Heary, a 6-foot-5, 200-pound guard who still wears 24 in honor of his father, played in a conference game the day after the funeral and scored 36 points.

"Some people questioned my decision, but I knew that would be my father's wish," he said. "He'd want me to go on like there was no problem. Playing hard was the best way I could pay tribute to him."

Despite averaging more than 26 points his junior season and being selected to play among area all-stars in both the Empire Games and State Fair Games, Heary was ignored by major college scouts.

"I also played in the Five-Star Camp in Pennsylvania and thought I held my own," he said. "But my only bona fide scholarship offers came from Davidson, Canisius and the Naval Academy.

"I was interested in academics as well as playing basketball. I didn't have any false illusions about making it to the NBA. And I wanted to declare early so I could concentrate on trying to make it to the state finals my senior year."

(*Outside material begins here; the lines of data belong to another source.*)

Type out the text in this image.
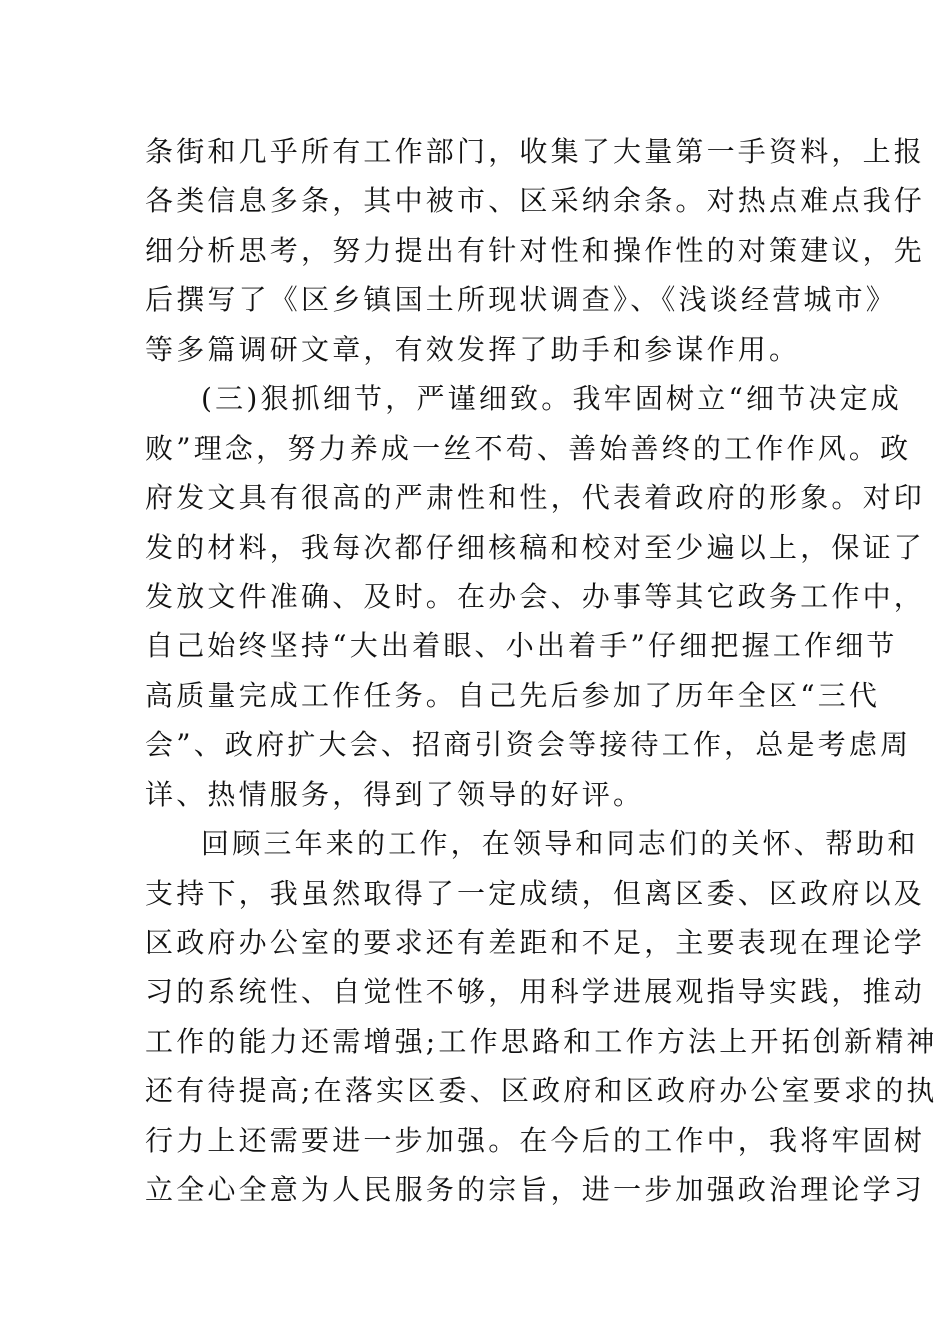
条街和几乎所有工作部门，收集了大量第一手资料，上报
各类信息多条，其中被市、区采纳余条。对热点难点我仔
细分析思考，努力提出有针对性和操作性的对策建议，先
后撰写了《区乡镇国土所现状调查》、《浅谈经营城市》
等多篇调研文章，有效发挥了助手和参谋作用。
(三)狠抓细节，严谨细致。我牢固树立“细节决定成
败”理念，努力养成一丝不苟、善始善终的工作作风。政
府发文具有很高的严肃性和性，代表着政府的形象。对印
发的材料，我每次都仔细核稿和校对至少遍以上，保证了
发放文件准确、及时。在办会、办事等其它政务工作中，
自己始终坚持“大出着眼、小出着手”仔细把握工作细节
高质量完成工作任务。自己先后参加了历年全区“三代
会”、政府扩大会、招商引资会等接待工作，总是考虑周
详、热情服务，得到了领导的好评。
回顾三年来的工作，在领导和同志们的关怀、帮助和
支持下，我虽然取得了一定成绩，但离区委、区政府以及
区政府办公室的要求还有差距和不足，主要表现在理论学
习的系统性、自觉性不够，用科学进展观指导实践，推动
工作的能力还需增强;工作思路和工作方法上开拓创新精神
还有待提高;在落实区委、区政府和区政府办公室要求的执
行力上还需要进一步加强。在今后的工作中，我将牢固树
立全心全意为人民服务的宗旨，进一步加强政治理论学习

Asked how he was able to land Heary, Navy coach Don DeVoe said, "I think it had a lot to do with Michael's brother-in-law [Mike McDonald] being an assistant coach at Canisius. Family ties usually weigh heavily in a young man's college decision.

"But Michael is a unique youngster. He wanted to establish himself in a different area than upstate New York. We made a personal visit to his home and Michael, his mother, and his high school coach, Dave Polechetti, asked hundreds of questions about life at the academy. Life. It wasa real mature decision."

Heary has displayed that same maturity in his role with an experienced Navy team that is coming off a surprising trip to the NCAA tournament last season.

Although he was shooting only 39 percent from the field through the first 10 games, he had more than compensated by aggressively driving to the basket and drawing fouls. He has shot 97.4 percent (33-for-34) from the line, including a number in pressure situations.

"Ordinarily, I've always believed the older players have to lead your team," said DeVoe, in his 22nd year as a Division I head coach. "But when you have an exceptional freshman like Michael, you have to give them the opportunity to establish themselves.

"Michael has a shooter's mentality, like all great scorers. He knows his role here is to give our offense a boost, and we don't worry too much if he misses his first few shots. We know he'll start hitting them or going to the line."

His Navy teammates constantly kid Heary about his 62-point performance in high school.

"They all say I must have done it against some junior varsity team," he said. "Actually, it was against Buffalo Traditional, a tough vocational school, and we lost in double overtime."

Heary may never come closing to scoring 62 again, but DeVoe is certain he will put up impressive numbers before he graduates in 1998. And Heary's mother, who has moved to Annapolis, will be leading the cheers.

"I plan on seeing all his home games and as many road games as possible," she said. "I lost my husband and both my parents in 1993, so I wanted to live close to Michael and my daughter, Michelle [a former Maryland swimmer now working in Washington].

"But I'm not planning on cooking any chili," said said, laughing.